Researchers in Switzerland studied 201 patients who suffered a heart attack and were diagnosed with silent ischemia. Approximately half of the patients underwent percutaneous coronary intervention, or angioplasty, and half of the patients received intensive anti-ischemic medication. The researchers followed the progress of the study participants for 10 years.
Twenty-seven adverse cardiac events were reported in the group of patients who underwent angioplasty, where a physician opens blocked blood vessels in the heart using a balloon catheter. In the group that received drug therapy for ischemia, 67 adverse cardiac events occurred.
Richard Becker, M.D., director of the Director Cardiovascular Thrombosis Center at Duke University School of Medicine, told Ivanhoe this study emphasizes the need for continuing care for patients who've suffered a heart attack. "It certainly emphasizes the importance of identifying impaired blood and oxygen supply to the heart muscle after a person has had a heart attack," Dr. Becker said. He was not involved with the study.

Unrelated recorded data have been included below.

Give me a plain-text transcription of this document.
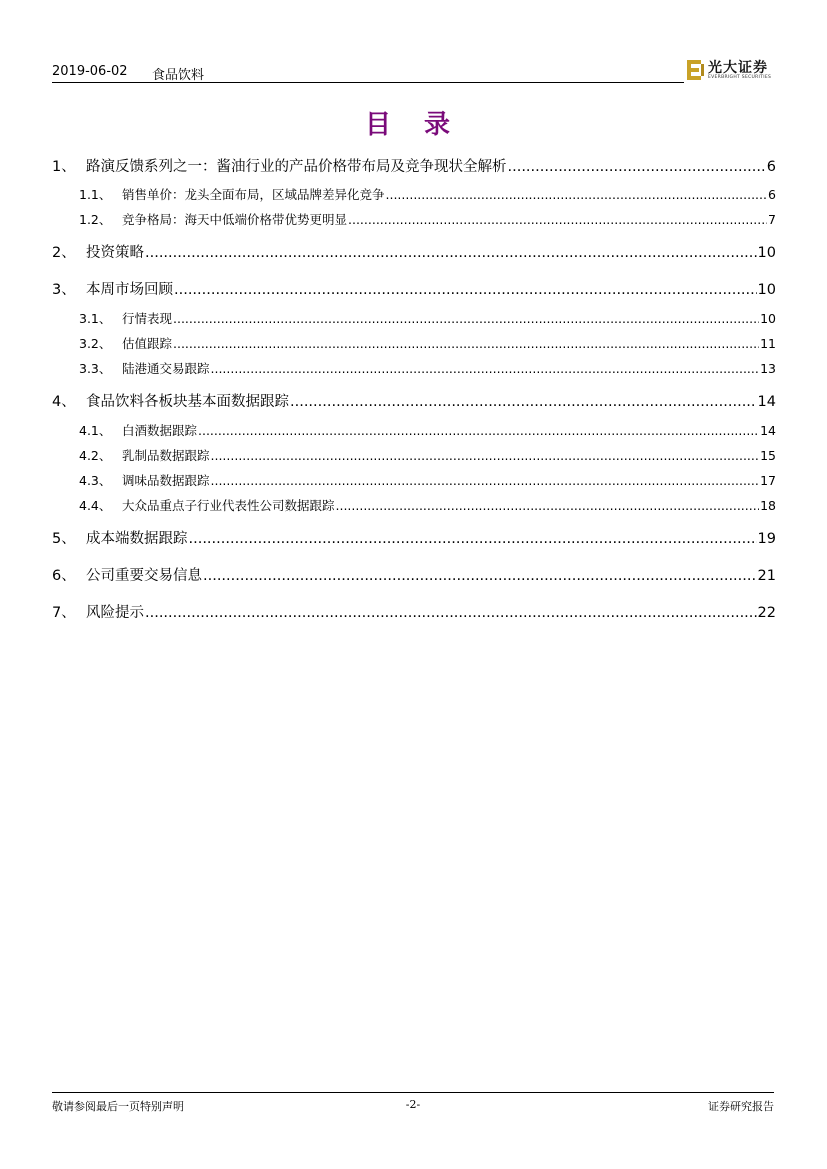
2019-06-02 食品饮料	光大证券
EVERBRIGHT SECURITIES
目 录
1、 路演反馈系列之一：酱油行业的产品价格带布局及竞争现状全解析 .....	6
1.1、 销售单价：龙头全面布局，区域品牌差异化竞争 .....	6
1.2、 竞争格局：海天中低端价格带优势更明显 .....	7
2、 投资策略 .....	10
3、 本周市场回顾 .....	10
3.1、 行情表现 .....	10
3.2、 估值跟踪 .....	11
3.3、 陆港通交易跟踪 .....	13
4、 食品饮料各板块基本面数据跟踪 .....	14
4.1、 白酒数据跟踪 .....	14
4.2、 乳制品数据跟踪 .....	15
4.3、 调味品数据跟踪 .....	17
4.4、 大众品重点子行业代表性公司数据跟踪 .....	18
5、 成本端数据跟踪 .....	19
6、 公司重要交易信息 .....	21
7、 风险提示 .....	22
敬请参阅最后一页特别声明	-2-	证券研究报告
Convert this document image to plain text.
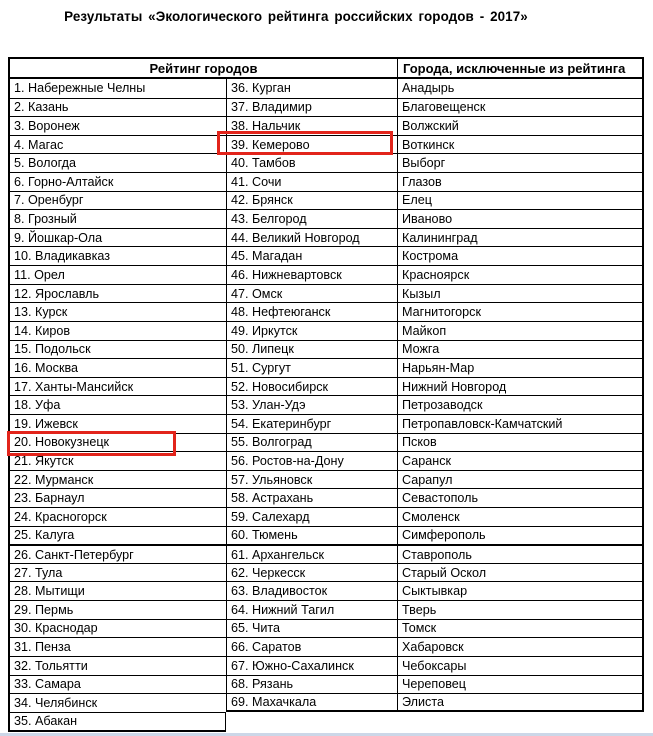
Результаты «Экологического рейтинга российских городов - 2017»
Рейтинг городов	Города, исключенные из рейтинга
1. Набережные Челны	36. Курган	Анадырь
2. Казань	37. Владимир	Благовещенск
3. Воронеж	38. Нальчик	Волжский
4. Магас	39. Кемерово	Воткинск
5. Вологда	40. Тамбов	Выборг
6. Горно-Алтайск	41. Сочи	Глазов
7. Оренбург	42. Брянск	Елец
8. Грозный	43. Белгород	Иваново
9. Йошкар-Ола	44. Великий Новгород	Калининград
10. Владикавказ	45. Магадан	Кострома
11. Орел	46. Нижневартовск	Красноярск
12. Ярославль	47. Омск	Кызыл
13. Курск	48. Нефтеюганск	Магнитогорск
14. Киров	49. Иркутск	Майкоп
15. Подольск	50. Липецк	Можга
16. Москва	51. Сургут	Нарьян-Мар
17. Ханты-Мансийск	52. Новосибирск	Нижний Новгород
18. Уфа	53. Улан-Удэ	Петрозаводск
19. Ижевск	54. Екатеринбург	Петропавловск-Камчатский
20. Новокузнецк	55. Волгоград	Псков
21. Якутск	56. Ростов-на-Дону	Саранск
22. Мурманск	57. Ульяновск	Сарапул
23. Барнаул	58. Астрахань	Севастополь
24. Красногорск	59. Салехард	Смоленск
25. Калуга	60. Тюмень	Симферополь
26. Санкт-Петербург	61. Архангельск	Ставрополь
27. Тула	62. Черкесск	Старый Оскол
28. Мытищи	63. Владивосток	Сыктывкар
29. Пермь	64. Нижний Тагил	Тверь
30. Краснодар	65. Чита	Томск
31. Пенза	66. Саратов	Хабаровск
32. Тольятти	67. Южно-Сахалинск	Чебоксары
33. Самара	68. Рязань	Череповец
34. Челябинск	69. Махачкала	Элиста
35. Абакан
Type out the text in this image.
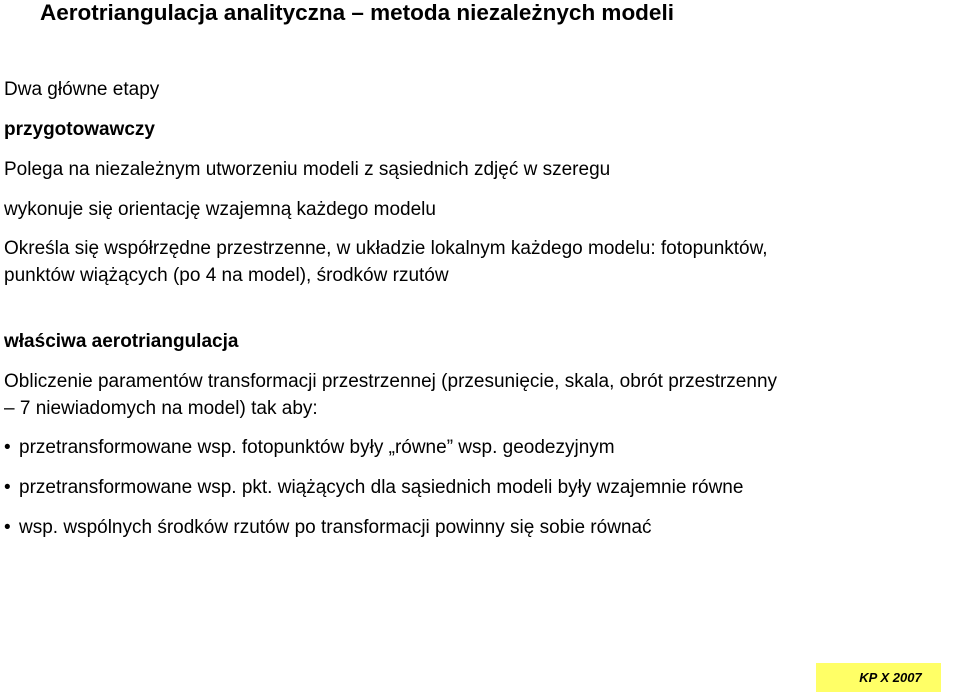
Aerotriangulacja analityczna – metoda niezależnych modeli
Dwa główne etapy
przygotowawczy
Polega na niezależnym utworzeniu modeli z sąsiednich zdjęć w szeregu
wykonuje się orientację wzajemną każdego modelu
Określa się współrzędne przestrzenne, w układzie lokalnym każdego modelu: fotopunktów,
punktów wiążących (po 4 na model), środków rzutów
właściwa aerotriangulacja
Obliczenie paramentów transformacji przestrzennej (przesunięcie, skala, obrót przestrzenny
– 7 niewiadomych na model) tak aby:
• przetransformowane wsp. fotopunktów były „równe” wsp. geodezyjnym
• przetransformowane wsp. pkt. wiążących dla sąsiednich modeli były wzajemnie równe
• wsp. wspólnych środków rzutów po transformacji powinny się sobie równać
KP X 2007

The study has a few weaknesses, explained Dr. Becker, including the fact that many of the patients in the drug therapy group were taking the medications that were available 10 years ago. "If this study were to be done in 2007 with medications that are available today ... I think that we would see the groups come a little closer together. But I also think we would find that there are some individuals that would benefit from a combination of intense medical therapies as well as angioplasty," he said.
"We often find that even with the best that we have to offer, the best medicines and angioplasty, that there would be an opportunity to improve care even further with new drugs and new platforms of research that are ongoing now," said Dr. Becker.